A statue of the man who stole his remains from the Hobart morgue is perhaps the only public icon that may lead us to Lanney's story. The statue of that man - William Crowther - erected by his colleagues with the blessing of the British Crown, now stands in Hobart’s Franklin Square along with that of King Edward VII and Sir John Franklin, Governor of Tasmania [1786 - 1847].

But nothing of Lanney’s life or death is marked on Crowther’s statue. You would have to dig into the archives or online to find out about the remarkable events of Lanney’s life - a life which offers deep insights for us today into the turmoil C19th Van Diemen’s Land - Tasmania - lutruwita.

William Lanney was one of the last Tasmanian Aboriginal children born on the traditional Country of their ancestors. In 1842 Lanney and his family were exiled by the Governor to Wybalenna on Flinders Island.

As a young man, Lanney joined the crews of the whaling ships sailing the Southern Ocean to Chile and beyond. Lanney’s shipmates called him 'King Billy’. In 1867 he sailed to England to meet Queen Victoria and later in Hobart he met with the Duke of Edinburgh, advocating for his people.

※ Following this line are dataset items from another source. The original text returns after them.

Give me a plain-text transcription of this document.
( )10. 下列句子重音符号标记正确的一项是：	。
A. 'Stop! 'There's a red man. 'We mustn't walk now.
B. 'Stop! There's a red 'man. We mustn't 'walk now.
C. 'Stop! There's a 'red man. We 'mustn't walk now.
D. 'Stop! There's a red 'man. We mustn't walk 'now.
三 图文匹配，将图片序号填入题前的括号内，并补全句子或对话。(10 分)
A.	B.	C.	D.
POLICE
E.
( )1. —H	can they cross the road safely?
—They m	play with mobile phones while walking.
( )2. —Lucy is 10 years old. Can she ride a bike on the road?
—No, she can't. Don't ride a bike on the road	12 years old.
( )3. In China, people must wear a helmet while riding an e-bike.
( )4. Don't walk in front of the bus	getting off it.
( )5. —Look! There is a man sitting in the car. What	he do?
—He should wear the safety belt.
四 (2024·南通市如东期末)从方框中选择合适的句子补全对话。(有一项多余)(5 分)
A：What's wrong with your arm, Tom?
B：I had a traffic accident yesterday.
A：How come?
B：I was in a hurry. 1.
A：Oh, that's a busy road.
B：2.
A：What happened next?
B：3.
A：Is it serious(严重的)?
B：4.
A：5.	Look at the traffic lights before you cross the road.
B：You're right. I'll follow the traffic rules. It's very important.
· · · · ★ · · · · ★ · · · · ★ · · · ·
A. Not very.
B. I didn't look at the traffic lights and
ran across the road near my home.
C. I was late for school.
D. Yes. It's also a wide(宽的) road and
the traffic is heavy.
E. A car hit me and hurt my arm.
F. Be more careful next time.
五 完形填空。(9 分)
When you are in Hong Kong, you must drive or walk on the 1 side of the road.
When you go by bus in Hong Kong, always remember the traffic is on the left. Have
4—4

Lanney was an independent man, respected by the people of Hobart Town who lined the streets for his funeral. When Dr. William Crowther snatched his body from the morgue, Lanney’s dignity was also stolen - by a scoundrel whose statue still stands before you. Where is the memorial to Lanney’s extraordinary life?

This Pillar offers the public an alternative narrative, seeking to reclaim the story of Lanney’s life from under the cloak of the scoundrel Crowther up there on his bronze statue next door.

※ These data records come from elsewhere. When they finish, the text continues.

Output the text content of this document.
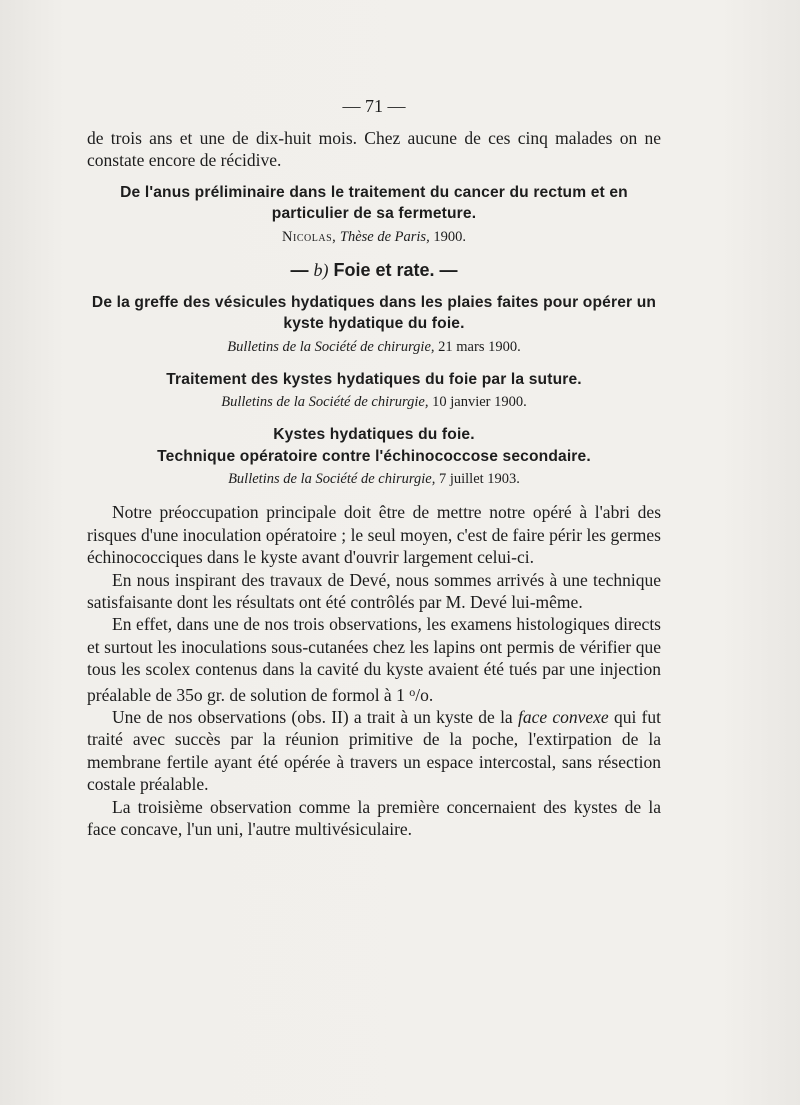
— 71 —

de trois ans et une de dix-huit mois. Chez aucune de ces cinq malades on ne constate encore de récidive.

De l'anus préliminaire dans le traitement du cancer du rectum et en particulier de sa fermeture.
Nicolas, Thèse de Paris, 1900.
— b) Foie et rate. —
De la greffe des vésicules hydatiques dans les plaies faites pour opérer un kyste hydatique du foie.
Bulletins de la Société de chirurgie, 21 mars 1900.
Traitement des kystes hydatiques du foie par la suture.
Bulletins de la Société de chirurgie, 10 janvier 1900.
Kystes hydatiques du foie.
Technique opératoire contre l'échinococcose secondaire.
Bulletins de la Société de chirurgie, 7 juillet 1903.

Notre préoccupation principale doit être de mettre notre opéré à l'abri des risques d'une inoculation opératoire ; le seul moyen, c'est de faire périr les germes échinococciques dans le kyste avant d'ouvrir largement celui-ci.

En nous inspirant des travaux de Devé, nous sommes arrivés à une technique satisfaisante dont les résultats ont été contrôlés par M. Devé lui-même.

En effet, dans une de nos trois observations, les examens histologiques directs et surtout les inoculations sous-cutanées chez les lapins ont permis de vérifier que tous les scolex contenus dans la cavité du kyste avaient été tués par une injection préalable de 35o gr. de solution de formol à 1 $^o$/o.

Une de nos observations (obs. II) a trait à un kyste de la face convexe qui fut traité avec succès par la réunion primitive de la poche, l'extirpation de la membrane fertile ayant été opérée à travers un espace intercostal, sans résection costale préalable.

La troisième observation comme la première concernaient des kystes de la face concave, l'un uni, l'autre multivésiculaire.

Images of Lanney’s life on the rear of the Pillar tell of his connection to his country, his exile and his whaling life.

The Lanney Pillar has a 3 minute movie evocation of Lanney the countryman, his exile and whaling life, in Pillar viewer box.

The QR coded 12 minute film The Whaler’s Tale that can be viewed online tells his extraordinary story and the absurd reasons Europeans like Crowther had for stealing Tasmanian Aboriginal bones for their English masters in London.